Yasdan cannot be worshipped directly, and is considered a passive force — the creator of the world, not the preserver. According to Yazidi belief, Malek Tawwus is a fallen angel, but unlike Satan, he was restored to grace. They have thus been misunderstood and persecuted across Middle East as ‘devil worshippers’.
They revere both the Bible and Quran, but much of their own tradition is oral. Children are baptised with consecrated water by a pir (priest). In December, Yazidis fast for three days, before drinking wine with the pir.
They practise animal sacrifice and circumcision, and do not believe in heaven or hell but reincarnation.
There are about 600,000 Yazidis worldwide. The Iraqi Yazidi population is thought to be 400,000-500,000.
A vast majority is concentrated in northern Iraq, in and around Sinjar.
The Sinjar mountains are known to be the final resting place of Noah’s Ark as per local legends.
Ethnically, Yazidis are often identified as Kurds as they speak Kurdish.
Under Ottoman rule in the 18th and 19th centuries alone, the Yazidis were subject to 72 genocidal massacres.
The Kurdish and the Yazidis have had a complicated past, but the Kurds have usually offered their protection.
During Saddam Hussein’s rule, many of their settlements were razed and their inhabitants forced into “collective villages” as a buffer against the Kurds.
When Saddam was ousted in 2003, it first benefited minorities like the Yazidis. But as al-Qaeda began to take control, the community was targeted.
In 2007, coordinated bomb blasts in a village killed 800 Yazidis.
For centuries, the Yazidis have hid from threats in the mountains. That’s why approximately 40,000 Yazidis fled to Mount Sinjar when the city of Sinjar was lost to ISIS.
ISIS has also captured many other Yazidi shrines.
Yazidis are organised around distinct norms. It’s often referred to as a caste system, but it is more based on religious duties.
Every Yazidi is born either into a clergy family or a layman family, the two major social groups. Among the clergy families, there are two sub-sets: the sheikhs and the pirs.
Sheikhs preside over major holidays and pirs take the lead on life-cycle events like birth.

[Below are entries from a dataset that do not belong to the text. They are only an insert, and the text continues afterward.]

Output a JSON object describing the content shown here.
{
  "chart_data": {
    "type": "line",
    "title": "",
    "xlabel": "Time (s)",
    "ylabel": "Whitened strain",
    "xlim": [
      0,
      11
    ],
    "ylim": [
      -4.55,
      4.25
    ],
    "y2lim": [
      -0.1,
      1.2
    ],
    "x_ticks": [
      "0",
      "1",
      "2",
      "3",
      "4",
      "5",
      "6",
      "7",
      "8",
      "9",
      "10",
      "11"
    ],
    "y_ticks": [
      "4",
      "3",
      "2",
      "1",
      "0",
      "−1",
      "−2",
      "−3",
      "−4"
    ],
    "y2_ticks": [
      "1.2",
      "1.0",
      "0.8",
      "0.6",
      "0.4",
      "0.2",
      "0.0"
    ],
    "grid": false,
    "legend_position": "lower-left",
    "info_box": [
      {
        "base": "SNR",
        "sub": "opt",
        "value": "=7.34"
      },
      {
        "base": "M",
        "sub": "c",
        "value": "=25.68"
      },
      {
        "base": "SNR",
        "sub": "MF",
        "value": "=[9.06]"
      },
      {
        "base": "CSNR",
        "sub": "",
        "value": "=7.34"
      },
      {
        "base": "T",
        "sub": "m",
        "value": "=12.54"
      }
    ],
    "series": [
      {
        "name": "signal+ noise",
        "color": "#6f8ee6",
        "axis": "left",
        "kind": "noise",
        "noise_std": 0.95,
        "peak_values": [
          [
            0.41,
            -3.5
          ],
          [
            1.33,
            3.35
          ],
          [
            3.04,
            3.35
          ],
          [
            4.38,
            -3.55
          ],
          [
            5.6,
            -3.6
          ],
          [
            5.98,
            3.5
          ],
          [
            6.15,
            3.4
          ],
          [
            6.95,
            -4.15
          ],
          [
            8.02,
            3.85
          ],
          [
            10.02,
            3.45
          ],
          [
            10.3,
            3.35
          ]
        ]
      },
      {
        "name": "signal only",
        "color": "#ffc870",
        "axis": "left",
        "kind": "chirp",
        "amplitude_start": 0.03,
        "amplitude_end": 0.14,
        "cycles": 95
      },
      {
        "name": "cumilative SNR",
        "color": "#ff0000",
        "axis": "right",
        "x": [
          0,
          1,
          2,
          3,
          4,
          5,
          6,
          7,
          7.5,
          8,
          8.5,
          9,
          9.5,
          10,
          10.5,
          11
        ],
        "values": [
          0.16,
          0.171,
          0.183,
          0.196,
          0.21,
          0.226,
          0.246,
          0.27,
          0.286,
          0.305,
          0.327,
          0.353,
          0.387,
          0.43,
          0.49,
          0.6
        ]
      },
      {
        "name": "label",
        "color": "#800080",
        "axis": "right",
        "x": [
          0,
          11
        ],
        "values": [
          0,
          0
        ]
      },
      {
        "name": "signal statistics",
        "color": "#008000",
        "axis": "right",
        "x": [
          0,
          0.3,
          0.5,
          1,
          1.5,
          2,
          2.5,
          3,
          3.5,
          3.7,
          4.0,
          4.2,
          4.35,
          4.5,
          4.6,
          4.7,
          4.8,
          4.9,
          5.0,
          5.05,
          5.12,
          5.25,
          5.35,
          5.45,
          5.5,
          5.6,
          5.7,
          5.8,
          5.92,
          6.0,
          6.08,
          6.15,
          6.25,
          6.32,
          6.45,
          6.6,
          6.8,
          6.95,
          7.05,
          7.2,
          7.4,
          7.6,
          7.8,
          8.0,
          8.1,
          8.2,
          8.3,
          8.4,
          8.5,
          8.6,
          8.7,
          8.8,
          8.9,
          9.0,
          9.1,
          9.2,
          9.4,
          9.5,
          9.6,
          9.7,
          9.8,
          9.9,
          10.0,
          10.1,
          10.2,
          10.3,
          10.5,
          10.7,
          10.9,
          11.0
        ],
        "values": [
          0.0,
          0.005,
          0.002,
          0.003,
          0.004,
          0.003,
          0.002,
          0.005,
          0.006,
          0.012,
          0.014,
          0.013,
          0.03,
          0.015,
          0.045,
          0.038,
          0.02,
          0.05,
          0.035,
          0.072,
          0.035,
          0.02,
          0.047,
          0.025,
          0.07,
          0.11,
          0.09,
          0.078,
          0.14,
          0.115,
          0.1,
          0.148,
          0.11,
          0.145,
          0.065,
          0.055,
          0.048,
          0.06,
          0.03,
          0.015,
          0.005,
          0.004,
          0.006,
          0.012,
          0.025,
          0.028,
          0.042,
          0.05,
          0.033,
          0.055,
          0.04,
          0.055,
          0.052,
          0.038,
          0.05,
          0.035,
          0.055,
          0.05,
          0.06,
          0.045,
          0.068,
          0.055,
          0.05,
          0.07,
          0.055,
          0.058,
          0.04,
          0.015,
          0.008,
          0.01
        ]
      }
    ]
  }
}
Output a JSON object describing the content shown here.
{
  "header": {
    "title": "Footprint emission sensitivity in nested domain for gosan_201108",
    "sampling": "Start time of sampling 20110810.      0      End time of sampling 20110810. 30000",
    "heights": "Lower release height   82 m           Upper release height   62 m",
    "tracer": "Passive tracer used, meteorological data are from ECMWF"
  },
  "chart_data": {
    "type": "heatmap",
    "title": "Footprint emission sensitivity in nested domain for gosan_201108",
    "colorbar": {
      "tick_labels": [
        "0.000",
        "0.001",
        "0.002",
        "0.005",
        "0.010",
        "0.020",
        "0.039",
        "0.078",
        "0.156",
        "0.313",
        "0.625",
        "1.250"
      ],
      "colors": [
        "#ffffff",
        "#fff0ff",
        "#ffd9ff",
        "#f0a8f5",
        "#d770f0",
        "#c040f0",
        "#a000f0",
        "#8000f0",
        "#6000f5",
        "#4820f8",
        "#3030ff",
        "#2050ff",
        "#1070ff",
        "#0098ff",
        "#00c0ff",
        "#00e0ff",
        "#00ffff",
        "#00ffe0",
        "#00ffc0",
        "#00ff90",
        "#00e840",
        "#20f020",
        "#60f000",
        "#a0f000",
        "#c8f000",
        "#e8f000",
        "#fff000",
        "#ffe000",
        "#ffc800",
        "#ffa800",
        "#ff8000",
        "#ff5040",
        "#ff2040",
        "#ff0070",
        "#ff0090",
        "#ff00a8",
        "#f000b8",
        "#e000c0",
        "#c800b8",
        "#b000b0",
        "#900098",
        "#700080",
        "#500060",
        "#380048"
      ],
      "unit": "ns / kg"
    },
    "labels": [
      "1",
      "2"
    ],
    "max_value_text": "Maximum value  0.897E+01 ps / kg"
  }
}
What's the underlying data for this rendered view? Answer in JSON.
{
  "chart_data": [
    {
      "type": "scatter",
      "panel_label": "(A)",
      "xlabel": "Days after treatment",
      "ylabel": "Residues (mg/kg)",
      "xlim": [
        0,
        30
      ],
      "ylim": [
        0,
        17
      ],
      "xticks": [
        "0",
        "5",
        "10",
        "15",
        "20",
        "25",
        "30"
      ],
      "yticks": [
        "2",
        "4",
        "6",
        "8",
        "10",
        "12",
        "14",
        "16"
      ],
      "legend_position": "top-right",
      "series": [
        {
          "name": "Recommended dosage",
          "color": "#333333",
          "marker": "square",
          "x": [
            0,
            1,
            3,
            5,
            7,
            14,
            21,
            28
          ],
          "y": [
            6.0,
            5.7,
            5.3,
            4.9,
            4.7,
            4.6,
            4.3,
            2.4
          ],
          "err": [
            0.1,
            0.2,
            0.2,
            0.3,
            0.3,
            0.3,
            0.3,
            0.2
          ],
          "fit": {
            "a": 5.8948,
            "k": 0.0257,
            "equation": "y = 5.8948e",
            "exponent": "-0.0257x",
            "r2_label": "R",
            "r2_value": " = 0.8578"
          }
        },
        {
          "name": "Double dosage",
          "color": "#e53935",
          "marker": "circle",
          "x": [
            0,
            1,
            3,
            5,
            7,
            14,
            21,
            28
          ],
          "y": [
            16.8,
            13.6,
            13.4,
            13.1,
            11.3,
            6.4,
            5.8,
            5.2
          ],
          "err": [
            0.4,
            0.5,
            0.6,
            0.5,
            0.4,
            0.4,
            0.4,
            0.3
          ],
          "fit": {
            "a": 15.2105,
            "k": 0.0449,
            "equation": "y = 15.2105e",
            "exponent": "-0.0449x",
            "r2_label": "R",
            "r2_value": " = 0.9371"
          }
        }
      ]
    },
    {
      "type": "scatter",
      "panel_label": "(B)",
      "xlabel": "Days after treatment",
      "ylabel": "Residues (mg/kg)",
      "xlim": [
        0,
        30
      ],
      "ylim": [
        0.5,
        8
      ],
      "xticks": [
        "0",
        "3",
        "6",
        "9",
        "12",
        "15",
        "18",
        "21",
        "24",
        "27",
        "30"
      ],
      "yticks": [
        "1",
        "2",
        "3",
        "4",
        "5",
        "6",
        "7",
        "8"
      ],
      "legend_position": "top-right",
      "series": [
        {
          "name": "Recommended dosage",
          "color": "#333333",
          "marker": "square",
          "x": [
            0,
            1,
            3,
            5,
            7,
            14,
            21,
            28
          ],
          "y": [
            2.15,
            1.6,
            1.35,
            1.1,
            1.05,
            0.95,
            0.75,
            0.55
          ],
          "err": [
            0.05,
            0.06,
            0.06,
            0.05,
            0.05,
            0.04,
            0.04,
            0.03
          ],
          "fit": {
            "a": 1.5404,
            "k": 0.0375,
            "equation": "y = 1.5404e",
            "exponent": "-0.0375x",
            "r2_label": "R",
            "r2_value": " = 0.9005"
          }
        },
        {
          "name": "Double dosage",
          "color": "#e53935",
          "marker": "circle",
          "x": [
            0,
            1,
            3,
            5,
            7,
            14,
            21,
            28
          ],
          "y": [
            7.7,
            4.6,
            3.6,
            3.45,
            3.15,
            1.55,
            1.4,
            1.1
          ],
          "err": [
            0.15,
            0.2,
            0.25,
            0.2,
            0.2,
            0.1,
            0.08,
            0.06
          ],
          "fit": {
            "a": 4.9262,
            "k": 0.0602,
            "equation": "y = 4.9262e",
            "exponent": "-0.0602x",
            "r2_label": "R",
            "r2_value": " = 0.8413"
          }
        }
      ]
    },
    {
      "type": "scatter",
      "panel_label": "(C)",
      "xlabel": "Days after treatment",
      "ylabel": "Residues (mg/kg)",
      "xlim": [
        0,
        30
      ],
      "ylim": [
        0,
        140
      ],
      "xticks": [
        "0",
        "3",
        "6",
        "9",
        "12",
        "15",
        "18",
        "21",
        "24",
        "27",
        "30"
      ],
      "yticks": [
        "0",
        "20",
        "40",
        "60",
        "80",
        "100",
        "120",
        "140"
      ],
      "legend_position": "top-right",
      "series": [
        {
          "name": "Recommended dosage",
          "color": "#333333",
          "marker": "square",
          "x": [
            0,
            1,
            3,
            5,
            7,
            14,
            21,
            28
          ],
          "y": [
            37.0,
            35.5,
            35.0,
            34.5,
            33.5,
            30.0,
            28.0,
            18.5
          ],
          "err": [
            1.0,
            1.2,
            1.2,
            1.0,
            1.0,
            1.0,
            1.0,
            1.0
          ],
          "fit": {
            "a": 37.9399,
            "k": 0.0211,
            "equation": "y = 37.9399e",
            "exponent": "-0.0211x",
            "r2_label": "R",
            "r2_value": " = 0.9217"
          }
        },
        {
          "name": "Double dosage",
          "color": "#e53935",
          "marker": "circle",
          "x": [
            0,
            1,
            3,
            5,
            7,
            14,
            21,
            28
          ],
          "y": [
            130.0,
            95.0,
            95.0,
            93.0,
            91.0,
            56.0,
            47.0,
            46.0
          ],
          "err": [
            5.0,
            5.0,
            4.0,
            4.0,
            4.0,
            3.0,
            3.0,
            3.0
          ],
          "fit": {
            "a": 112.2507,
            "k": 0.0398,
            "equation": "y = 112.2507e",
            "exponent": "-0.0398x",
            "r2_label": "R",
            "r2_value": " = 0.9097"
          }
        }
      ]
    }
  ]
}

Yazidis do not practise arranged marriage, but a system of ‘formal’ elopement where a man must kidnap his bride.
They never wear the colour blue or eat lettuce. The Yazidi culture has featured numerous bans related to speech, behaviour and food. The most universal of these is a ban on saying ‘Shaitan (Satan)’.
The bulk of the people from Sinjar fled north towards Irbil and other Kurdish-held areas. Those who remained climbed the mountain when armed clashes began. As many as 500 Yazidis are known to have been killed in the town.
Last Wednesday, ISIS forces shelled Christian towns north of the Sinjar Mountains, displacing thousands.
The food and water they took with them to the mountains depleted quickly. At least 60 children have died of dehydration.